Packet Loss – Fix Massive Packet Loss When Servers Go Online

ciscolinuxpacketlossUbuntu

This is a continuation of ubuntu server, ssh, write failed: broken pipe. I'm starting a new question, because I don't believe the issue is isolated to ssh/ubuntu.

I've got two brand new servers (Dell PowerEdge R715, R210) with Ubuntu server 10.04 64bit installed on them. I'm running a stack of Cisco 3750 switches with two Juniper SRX240 firewall/routers. The setup is basically router on a stick, we have 3 vlans: one internal, one dmz, and one storage network (iSCSI) all on the same stack. No layer 3 switching is being done on the Cisco stack and DMZ is completely isolated from the stack on a different switch.

There are about 10 other Dell PoerEdge servers on this same network (and stack) that have been running for years without an issue. Most of them are running SLES 10 or openSUSE, but one is running Ubuntu server 10.04 64bit. I've unplugged all NICs on these new servers except those going to our internal vlan.

If I boot either (or both) machines and let them sit for about ten minutes, we start getting up to 20% packet loss from other machines on the network and up to 40-50% packet loss from the offending servers.
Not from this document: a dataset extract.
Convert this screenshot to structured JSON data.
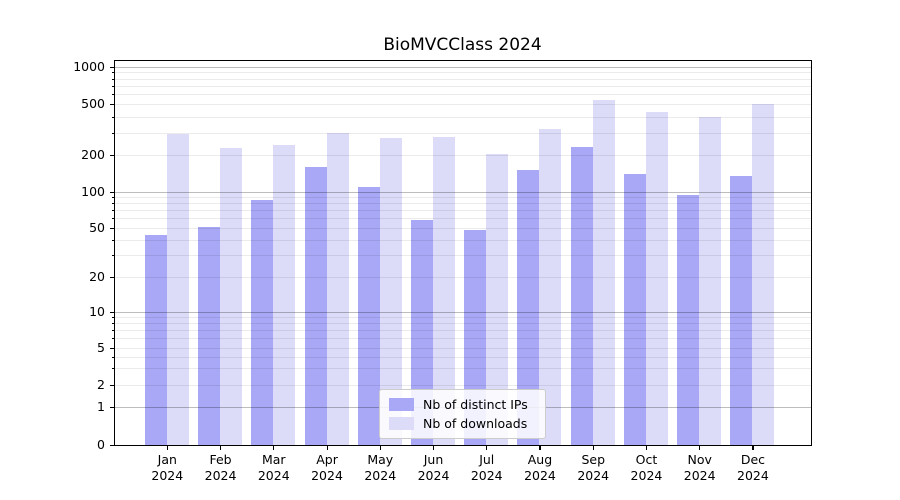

Does anyone have an idea as to why this might be happening or what I can to do troubleshoot the issue? I don't mind wiping these boxes if I have to, there isn't any production data on them yet.

Best Answer

I'd start by looking at the switch log buffers (or the syslog you're exporting them to, if you have one).

I've seen problems in the past with multi-NIC linux machines responding to ARP inappropriately (as in "not on the expected interface") and even more problems with blades in a blade-server chassis where there were multiple VLANs attached to the switch, but no (working) way of imposing VLANs on the actual blade switch. This ought to show up as MAC-related complaints in the logs.

As a second step, do things get better if you enable arp_filter on all interfaces on your new servers?